Hacker News new | ask | show | jobs
by pkiv 848 days ago
In the end, the best way to avoid being blocked is to be a good actor. All of these hacks won't stop someone who's determined to prevent access (ie: LinkedIn).

That's actually one of the reasons why I started https://browserbase.com/. Maintaining headless browser infrastructure can be such a pain. I've spent a lot of time managing headless chrome fleets at scale, so happy to answer any questions.

2 comments

Are there any stories you're willing to share, any tough nuts you've had to crack to improve some aspect of operations, whether it be reliability, performance, bot detection evasion, or something else completely?

I've only dealt with scraping on a small scale and I quickly realized that running "browsers as a service" is a pain in the ass, they're not exactly lightweight, they like to get "stuck", balloon in memory or some such.

I imagine your business will be quite successful if reliability is good and the price is right!

I gave a lightning talk on headless chrome here that is worth checking out!

https://www.youtube.com/watch?v=vs-qzlW9M50&t=726s

If I understand correctly, a lot of the issues you can run into with regards to blocking come from the fact that you're using a headless browser. Past a certain point, wouldn't it be less work to use a regular browser and drive with Selenium or similar solutions? Or does that not address the kind of problems you're facing?
I used to semi-automate access to some sites by using Selenium with a non-headless browser. These were sites where there were just one or two pages where I wanted some automation to fill out a form or scrape some data, and they frequently made changes to the home page that made it hard to automate navigating from the home page to the pages I wanted to automate.

The idea was to have a script use Selenium to launch non-headless Chrome and then wait:

  driver = Chrome()
  driver.get("https://example.org")
  input("Press enter when ready")
I could then manually deal with logging in, answering any CAPTCHA that came up, and navigate to the page I wanted to run my automation.
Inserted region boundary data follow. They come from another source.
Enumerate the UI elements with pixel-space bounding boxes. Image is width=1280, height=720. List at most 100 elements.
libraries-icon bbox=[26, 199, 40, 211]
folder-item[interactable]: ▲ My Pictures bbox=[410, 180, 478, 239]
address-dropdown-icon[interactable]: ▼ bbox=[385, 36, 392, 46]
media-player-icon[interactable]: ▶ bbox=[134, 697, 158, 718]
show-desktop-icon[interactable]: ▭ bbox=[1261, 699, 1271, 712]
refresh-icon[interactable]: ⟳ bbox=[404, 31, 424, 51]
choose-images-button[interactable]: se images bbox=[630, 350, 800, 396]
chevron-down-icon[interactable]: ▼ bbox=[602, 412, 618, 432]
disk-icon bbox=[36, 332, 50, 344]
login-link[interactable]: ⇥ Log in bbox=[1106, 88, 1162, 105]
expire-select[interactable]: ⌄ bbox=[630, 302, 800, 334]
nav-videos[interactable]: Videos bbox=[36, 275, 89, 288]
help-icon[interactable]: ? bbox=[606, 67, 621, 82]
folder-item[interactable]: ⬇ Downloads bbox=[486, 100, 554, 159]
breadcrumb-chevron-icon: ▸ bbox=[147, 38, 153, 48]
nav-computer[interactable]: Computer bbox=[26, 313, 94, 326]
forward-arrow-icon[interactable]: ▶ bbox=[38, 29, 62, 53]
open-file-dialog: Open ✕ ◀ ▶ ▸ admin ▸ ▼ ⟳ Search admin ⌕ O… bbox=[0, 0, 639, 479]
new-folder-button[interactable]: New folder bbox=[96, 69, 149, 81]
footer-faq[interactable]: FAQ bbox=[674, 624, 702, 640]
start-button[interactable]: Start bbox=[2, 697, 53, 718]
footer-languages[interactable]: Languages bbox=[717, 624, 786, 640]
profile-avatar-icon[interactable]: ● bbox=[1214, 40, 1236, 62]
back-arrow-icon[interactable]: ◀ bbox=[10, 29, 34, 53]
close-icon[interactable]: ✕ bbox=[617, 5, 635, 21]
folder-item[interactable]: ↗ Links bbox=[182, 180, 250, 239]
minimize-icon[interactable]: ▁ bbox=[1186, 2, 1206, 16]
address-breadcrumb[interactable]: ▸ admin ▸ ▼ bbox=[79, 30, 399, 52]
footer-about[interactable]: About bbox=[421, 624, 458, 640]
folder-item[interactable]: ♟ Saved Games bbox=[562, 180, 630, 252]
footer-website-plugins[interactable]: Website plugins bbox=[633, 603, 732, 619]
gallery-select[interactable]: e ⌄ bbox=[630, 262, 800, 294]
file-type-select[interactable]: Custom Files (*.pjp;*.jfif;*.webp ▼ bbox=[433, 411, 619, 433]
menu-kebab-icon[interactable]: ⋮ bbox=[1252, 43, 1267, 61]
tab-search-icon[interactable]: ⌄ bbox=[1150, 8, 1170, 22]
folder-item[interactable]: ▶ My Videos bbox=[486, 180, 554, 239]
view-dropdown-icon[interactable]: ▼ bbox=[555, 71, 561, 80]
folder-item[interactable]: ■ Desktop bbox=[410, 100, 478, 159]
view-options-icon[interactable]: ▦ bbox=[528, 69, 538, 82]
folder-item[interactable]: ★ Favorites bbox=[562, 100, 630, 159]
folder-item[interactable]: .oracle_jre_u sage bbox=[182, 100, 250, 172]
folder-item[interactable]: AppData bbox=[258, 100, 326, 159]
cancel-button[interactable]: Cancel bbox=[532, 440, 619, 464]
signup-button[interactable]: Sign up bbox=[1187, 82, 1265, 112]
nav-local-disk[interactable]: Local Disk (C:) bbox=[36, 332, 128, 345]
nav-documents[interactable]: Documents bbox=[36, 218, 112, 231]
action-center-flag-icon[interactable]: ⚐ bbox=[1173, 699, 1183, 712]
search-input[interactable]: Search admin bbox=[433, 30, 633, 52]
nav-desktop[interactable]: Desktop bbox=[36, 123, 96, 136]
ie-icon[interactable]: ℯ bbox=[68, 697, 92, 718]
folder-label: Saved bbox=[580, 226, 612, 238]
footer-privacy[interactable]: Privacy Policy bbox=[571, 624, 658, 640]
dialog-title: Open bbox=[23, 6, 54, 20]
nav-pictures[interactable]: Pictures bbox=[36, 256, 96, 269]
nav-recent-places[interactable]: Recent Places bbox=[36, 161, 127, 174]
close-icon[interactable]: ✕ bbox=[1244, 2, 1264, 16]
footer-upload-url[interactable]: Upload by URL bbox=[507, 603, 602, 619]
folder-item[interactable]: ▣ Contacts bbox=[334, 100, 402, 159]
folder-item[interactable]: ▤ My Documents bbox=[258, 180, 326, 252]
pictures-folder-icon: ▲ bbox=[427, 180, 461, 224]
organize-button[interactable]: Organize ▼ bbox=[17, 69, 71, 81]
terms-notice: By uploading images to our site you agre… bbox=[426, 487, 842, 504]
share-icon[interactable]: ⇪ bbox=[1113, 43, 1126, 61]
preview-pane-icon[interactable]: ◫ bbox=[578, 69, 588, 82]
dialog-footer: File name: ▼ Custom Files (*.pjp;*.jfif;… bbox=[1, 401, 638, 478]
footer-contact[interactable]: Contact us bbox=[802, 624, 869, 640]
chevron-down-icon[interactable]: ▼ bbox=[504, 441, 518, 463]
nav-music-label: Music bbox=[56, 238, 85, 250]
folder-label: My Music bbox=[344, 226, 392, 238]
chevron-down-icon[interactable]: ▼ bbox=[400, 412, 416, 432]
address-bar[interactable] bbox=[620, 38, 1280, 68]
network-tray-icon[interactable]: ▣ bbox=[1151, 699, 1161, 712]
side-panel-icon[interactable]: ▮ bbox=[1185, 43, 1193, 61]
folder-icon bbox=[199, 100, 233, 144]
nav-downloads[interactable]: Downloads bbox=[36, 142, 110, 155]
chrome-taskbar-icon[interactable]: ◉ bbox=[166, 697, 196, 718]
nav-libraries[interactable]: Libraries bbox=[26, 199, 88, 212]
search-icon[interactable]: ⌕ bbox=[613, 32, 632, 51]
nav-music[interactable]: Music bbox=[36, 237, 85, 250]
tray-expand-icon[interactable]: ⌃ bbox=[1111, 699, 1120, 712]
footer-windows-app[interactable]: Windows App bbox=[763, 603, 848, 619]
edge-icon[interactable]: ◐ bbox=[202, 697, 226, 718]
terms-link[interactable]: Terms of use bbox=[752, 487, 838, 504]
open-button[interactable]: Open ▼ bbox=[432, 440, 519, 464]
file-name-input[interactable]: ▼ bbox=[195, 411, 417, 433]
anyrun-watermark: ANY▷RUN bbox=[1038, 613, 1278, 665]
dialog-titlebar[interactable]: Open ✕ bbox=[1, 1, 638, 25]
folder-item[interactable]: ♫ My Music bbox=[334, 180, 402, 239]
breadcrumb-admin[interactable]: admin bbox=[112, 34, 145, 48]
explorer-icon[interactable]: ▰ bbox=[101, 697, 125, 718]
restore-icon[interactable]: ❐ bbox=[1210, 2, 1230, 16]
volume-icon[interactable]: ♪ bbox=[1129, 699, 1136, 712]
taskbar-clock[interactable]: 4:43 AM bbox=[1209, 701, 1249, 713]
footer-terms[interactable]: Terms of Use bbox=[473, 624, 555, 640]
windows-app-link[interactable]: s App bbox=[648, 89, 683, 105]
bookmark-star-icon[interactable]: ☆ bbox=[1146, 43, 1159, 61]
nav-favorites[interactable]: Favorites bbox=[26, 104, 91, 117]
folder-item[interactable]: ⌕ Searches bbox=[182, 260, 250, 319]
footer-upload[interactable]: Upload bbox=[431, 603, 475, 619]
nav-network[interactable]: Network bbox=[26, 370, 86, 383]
Then I could press "enter" in my terminal and my script would continue.

That used to work fine, but then on sites using Cloudflare's CAPTCHA it stopped working. Solving the CAPTCHA would just result in another CAPTCHA.

I tried an alternative Selenium Chrome driver that was supposed to be more stealthy, and tried setting various flags that were supposed to make it so JavaScript could not tell that Selenium was there, and those worked for a while, but then they stopped working.
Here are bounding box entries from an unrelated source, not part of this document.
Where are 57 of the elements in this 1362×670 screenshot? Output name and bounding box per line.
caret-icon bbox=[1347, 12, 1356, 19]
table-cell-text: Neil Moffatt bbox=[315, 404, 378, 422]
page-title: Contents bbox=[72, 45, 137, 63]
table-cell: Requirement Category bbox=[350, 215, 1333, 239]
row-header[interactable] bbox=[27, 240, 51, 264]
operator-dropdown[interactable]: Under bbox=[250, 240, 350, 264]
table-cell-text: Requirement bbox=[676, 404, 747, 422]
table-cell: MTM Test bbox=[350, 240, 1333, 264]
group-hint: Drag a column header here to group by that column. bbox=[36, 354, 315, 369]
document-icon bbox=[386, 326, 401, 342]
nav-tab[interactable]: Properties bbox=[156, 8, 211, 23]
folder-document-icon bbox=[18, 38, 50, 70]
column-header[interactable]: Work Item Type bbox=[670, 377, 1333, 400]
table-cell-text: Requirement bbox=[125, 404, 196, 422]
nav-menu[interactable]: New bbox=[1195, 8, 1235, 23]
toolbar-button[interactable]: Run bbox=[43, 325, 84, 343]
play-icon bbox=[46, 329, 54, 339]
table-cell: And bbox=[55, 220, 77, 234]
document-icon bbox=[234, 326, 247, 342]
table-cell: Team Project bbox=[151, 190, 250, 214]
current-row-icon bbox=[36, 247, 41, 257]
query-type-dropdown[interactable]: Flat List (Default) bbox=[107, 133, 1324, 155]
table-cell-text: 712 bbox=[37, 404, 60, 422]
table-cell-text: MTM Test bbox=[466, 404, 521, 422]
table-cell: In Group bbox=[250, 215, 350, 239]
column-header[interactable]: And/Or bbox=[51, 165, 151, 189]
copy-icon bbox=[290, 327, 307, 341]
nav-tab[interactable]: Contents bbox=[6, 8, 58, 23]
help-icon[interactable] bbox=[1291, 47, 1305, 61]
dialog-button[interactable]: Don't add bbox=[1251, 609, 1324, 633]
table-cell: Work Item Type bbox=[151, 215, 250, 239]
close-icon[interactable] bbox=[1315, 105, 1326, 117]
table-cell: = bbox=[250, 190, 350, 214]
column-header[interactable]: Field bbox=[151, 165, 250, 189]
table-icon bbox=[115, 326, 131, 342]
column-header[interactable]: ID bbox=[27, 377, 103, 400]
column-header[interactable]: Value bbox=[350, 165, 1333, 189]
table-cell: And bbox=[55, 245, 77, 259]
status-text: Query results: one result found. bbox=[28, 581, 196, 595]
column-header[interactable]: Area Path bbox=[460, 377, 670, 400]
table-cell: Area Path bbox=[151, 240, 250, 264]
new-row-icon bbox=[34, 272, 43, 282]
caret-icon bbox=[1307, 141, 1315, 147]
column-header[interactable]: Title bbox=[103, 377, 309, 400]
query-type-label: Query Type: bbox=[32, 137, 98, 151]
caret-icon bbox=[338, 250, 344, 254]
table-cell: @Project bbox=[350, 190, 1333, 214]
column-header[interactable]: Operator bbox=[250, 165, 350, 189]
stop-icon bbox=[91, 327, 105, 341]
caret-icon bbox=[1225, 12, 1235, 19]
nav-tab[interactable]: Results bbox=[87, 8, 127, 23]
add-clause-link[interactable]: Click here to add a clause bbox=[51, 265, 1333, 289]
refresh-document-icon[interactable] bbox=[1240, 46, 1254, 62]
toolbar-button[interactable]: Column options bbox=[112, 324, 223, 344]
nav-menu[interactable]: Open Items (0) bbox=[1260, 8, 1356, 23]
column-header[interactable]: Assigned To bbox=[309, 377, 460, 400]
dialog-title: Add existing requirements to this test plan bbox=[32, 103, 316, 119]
The results were similar using Selenium with Firefox.

I also tried Puppeteer, with Chromium and Firefox, and they too could not get past the CAPTCHA loops.

I then tried Playwright. With Chromium and Webkit that got the CAPTCHA loops. With Firefox it actually worked. I didn't even see the CAPTCHA. The non-interactive check for not being a bot passed.

Still, the whole approach seems fragile. I don't know if Firefox/Playwright working was due to some fundamental difference between Firefox and the others or just Cloudflare having not yet gotten around to dealing with it.

The newest version of headless chrome actually runs the same code as a "regular browser": https://developer.chrome.com/docs/chromium/new-headless
I created a dedicated chrome profile (--user-data-dir) signed in to a few sites and then drive it, with visible window from scripts.

Does all my crawling, it goes very slow, it's never trigger the bot detectors.